Een beroep op deze regeling zal enkel slagen indien na het sluiten van de aanneemovereenkomst kostenverhogende omstandigheden ontstaan of aan het licht komen, zonder dat dit aan de aannemer kan worden toegerekend. Het is nog onduidelijk of de coronacrisis een omstandigheid is die niet aan de aannemer kan worden toegerekend, of dat deze behoort tot het “normale” ondernemersrisico. Betoogd kan worden dat de huidige situatie zodanig uitzonderlijk is, dat dit niet kan worden toegerekend aan de aannemer. Dit is evenwel (gezien de recente aard van de crisis) nog niet met zekerheid te zeggen.
Indien het verhogen van de aanneemsom op basis van de voornoemde wettelijke regeling geen mogelijkheid is, of onvoldoende toereikend is om de kosten te dekken, zou er eventueel een beroep kunnen worden gedaan op wijziging of ontbinding van de overeenkomst op grond van onvoorziene omstandigheden of overmacht. Uitgebreidere informatie over onvoorziene omstandigheden en overmacht vindt u hier: https://uw-advocaten.nl/blogs/18/uw-contracten-overmacht-of-onvoorziene-omstandigheden.
Niet-nakoming door de opdrachtgever
Wellicht minder vaak voorkomend, maar daardoor niet minder belangrijk, is de situatie waarin het niet de aannemer is die niet kan nakomen, maar de opdrachtgever. Dit kan bijvoorbeeld aan de orde zijn indien de opdrachtgever de benodigde vergunningen niet op tijd heeft verkregen als gevolg van de coronacrisis, of wanneer door overheidsmaatregelen geen toegang tot de bouwplaats kan worden verschaft.

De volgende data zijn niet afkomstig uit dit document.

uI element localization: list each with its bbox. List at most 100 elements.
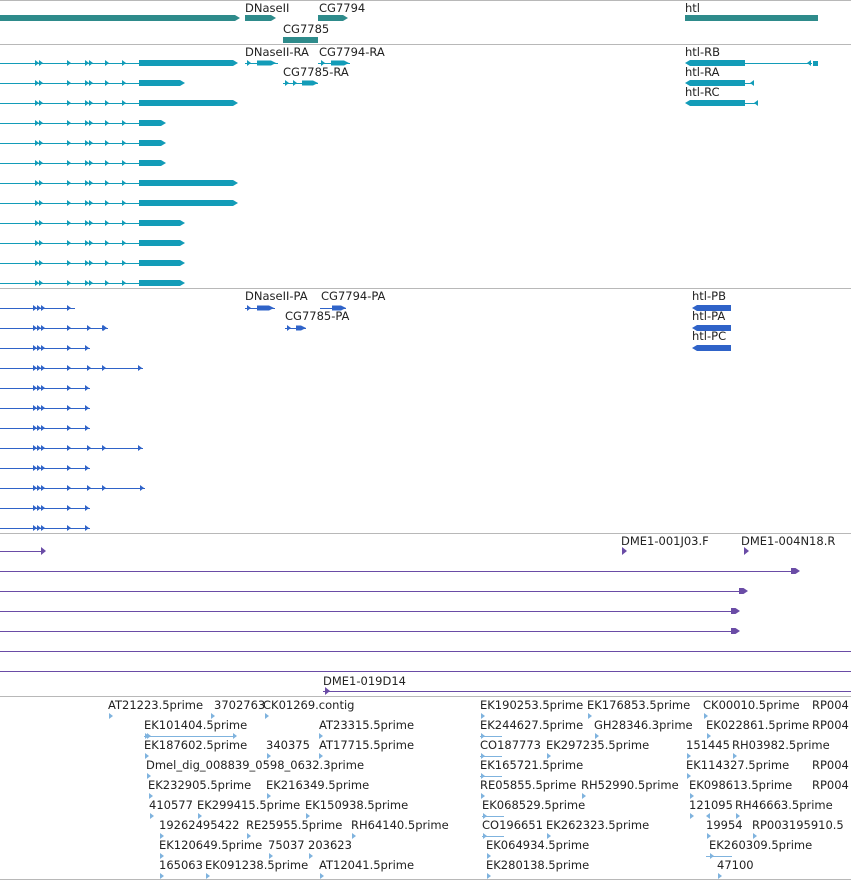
protein-exon [33,485,37,491]
est-label[interactable]: RH03982.5prime [732,738,830,752]
est-label[interactable]: RH52990.5prime [581,778,679,792]
mrna-exon [122,120,126,126]
est-glyph [269,853,273,859]
est-label[interactable]: RP004 [812,698,849,712]
est-label[interactable]: 340375 [266,738,310,752]
est-label[interactable]: 47100 [717,858,754,872]
est-label[interactable]: RE05855.5prime [480,778,577,792]
protein-exon [67,505,71,511]
mrna-exon [302,80,318,86]
mrna-exon [35,220,39,226]
protein-label[interactable]: htl-PA [692,309,726,323]
clone-label[interactable]: DME1-001J03.F [621,534,709,548]
est-label[interactable]: Dmel_dig_008839_0598_0632.3prime [146,758,365,772]
est-label[interactable]: 3702763 [214,698,266,712]
mrna-label[interactable]: CG7785-RA [283,65,349,79]
est-label[interactable]: EK101404.5prime [144,718,248,732]
est-label[interactable]: EK176853.5prime [587,698,691,712]
mrna-label[interactable]: CG7794-RA [319,45,385,59]
clone-label[interactable]: DME1-019D14 [323,674,406,688]
protein-exon [85,405,89,411]
est-label[interactable]: EK165721.5prime [480,758,584,772]
protein-exon [247,305,251,311]
mrna-exon [39,140,43,146]
est-label[interactable]: CK01269.contig [263,698,355,712]
est-glyph [487,853,491,859]
est-label[interactable]: AT17715.5prime [319,738,415,752]
gene-label[interactable]: CG7794 [319,1,366,15]
mrna-exon [35,280,39,286]
mrna-exon [67,220,71,226]
mrna-exon [139,120,166,126]
clone-label[interactable]: DME1-004N18.R [741,534,836,548]
est-label[interactable]: RE25955.5prime [246,818,343,832]
est-label[interactable]: GH28346.3prime [594,718,693,732]
est-label[interactable]: EK098613.5prime [689,778,793,792]
est-label[interactable]: 165063 [159,858,203,872]
est-label[interactable]: RP004 [812,718,849,732]
mrna-label[interactable]: DNaseII-RA [245,45,309,59]
protein-label[interactable]: CG7794-PA [321,289,386,303]
est-label[interactable]: EK064934.5prime [486,838,590,852]
protein-exon [33,325,37,331]
est-label[interactable]: RP004 [812,758,849,772]
est-label[interactable]: 121095 [689,798,733,812]
est-label[interactable]: 410577 [149,798,193,812]
est-label[interactable]: AT12041.5prime [319,858,415,872]
mrna-exon [122,220,126,226]
est-label[interactable]: EK187602.5prime [144,738,248,752]
mrna-exon [139,60,238,66]
protein-exon [33,445,37,451]
protein-label[interactable]: htl-PC [692,329,727,343]
est-label[interactable]: EK114327.5prime [686,758,790,772]
est-label[interactable]: EK216349.5prime [266,778,370,792]
mrna-exon [139,180,238,186]
est-label[interactable]: 19954 [706,818,743,832]
gene-label[interactable]: htl [685,1,700,15]
est-label[interactable]: EK150938.5prime [305,798,409,812]
est-label[interactable]: EK091238.5prime [205,858,309,872]
gene-label[interactable]: DNaseII [245,1,290,15]
est-label[interactable]: EK232905.5prime [148,778,252,792]
est-label[interactable]: EK280138.5prime [486,858,590,872]
mrna-exon [67,140,71,146]
protein-exon [692,305,731,311]
protein-exon [33,505,37,511]
est-label[interactable]: EK297235.5prime [546,738,650,752]
est-label[interactable]: EK190253.5prime [480,698,584,712]
est-label[interactable]: RH64140.5prime [351,818,449,832]
protein-exon [33,345,37,351]
gene-label[interactable]: CG7785 [283,22,330,36]
est-label[interactable]: CK00010.5prime [703,698,800,712]
est-glyph [147,773,151,779]
est-label[interactable]: RP004 [812,778,849,792]
est-label[interactable]: AT23315.5prime [319,718,415,732]
protein-exon [41,525,45,531]
est-label[interactable]: AT21223.5prime [108,698,204,712]
mrna-exon [105,140,109,146]
est-label[interactable]: CO196651 [482,818,543,832]
protein-label[interactable]: CG7785-PA [285,309,350,323]
mrna-label[interactable]: htl-RA [685,65,720,79]
est-label[interactable]: EK262323.5prime [546,818,650,832]
est-label[interactable]: EK068529.5prime [482,798,586,812]
est-label[interactable]: CO187773 [480,738,541,752]
est-label[interactable]: EK299415.5prime [197,798,301,812]
mrna-label[interactable]: htl-RC [685,85,720,99]
protein-label[interactable]: htl-PB [692,289,726,303]
mrna-exon [39,280,43,286]
est-label[interactable]: 19262495422 [159,818,240,832]
est-label[interactable]: EK120649.5prime [159,838,263,852]
est-label[interactable]: 75037 [268,838,305,852]
est-label[interactable]: EK260309.5prime [709,838,813,852]
mrna-exon [750,80,754,86]
est-label[interactable]: RP003195910.5 [752,818,844,832]
mrna-label[interactable]: htl-RB [685,45,721,59]
est-label[interactable]: RH46663.5prime [735,798,833,812]
est-label[interactable]: 151445 [686,738,730,752]
protein-label[interactable]: DNaseII-PA [245,289,308,303]
est-label[interactable]: EK244627.5prime [480,718,584,732]
est-label[interactable]: 203623 [308,838,352,852]
est-label[interactable]: EK022861.5prime [706,718,810,732]
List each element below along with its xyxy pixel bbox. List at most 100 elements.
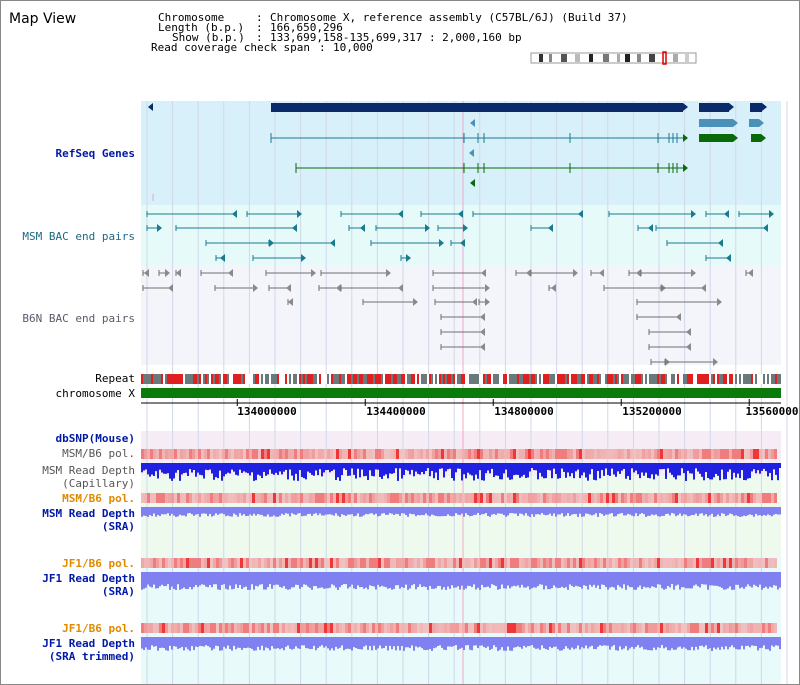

Hoewel er geen specifieke wettelijke bepaling is waar de opdrachtgever zich in dit geval op kan beroepen, gelden ook hier de algemene regels van het contractenrecht. Zo kan er onder omstandigheden een beroep worden gedaan op overmacht of onvoorziene omstandigheden. Welke in de gegeven situatie van toepassing is, is afhankelijk van de omstandigheden van het geval.
In de praktijk
Nu het vooralsnog onduidelijk is – en wellicht nog even onduidelijk blijft – waar partijen zich op kunnen beroepen doen de contracterende partijen er in elk geval goed aan in onderling overleg te bepalen hoe er wordt omgegaan met de gevolgen van de coronacrisis. Nu de gevolgen groot zijn voor iedereen, lijkt het, ook in verband met de redelijkheid en billijkheid, een redelijke uitkomst om ieder der partijen (een deel van) de lasten te laten dragen. Het is daarom raadzaam samen afspraken te maken, bijvoorbeeld door bepaalde termijnen te verlengen of betalingsregelingen af te spreken.
Komen partijen er onderling niet uit, dan is het raadzaam om juridisch advies in te winnen teneinde de positie in een specifieke casus te bepalen.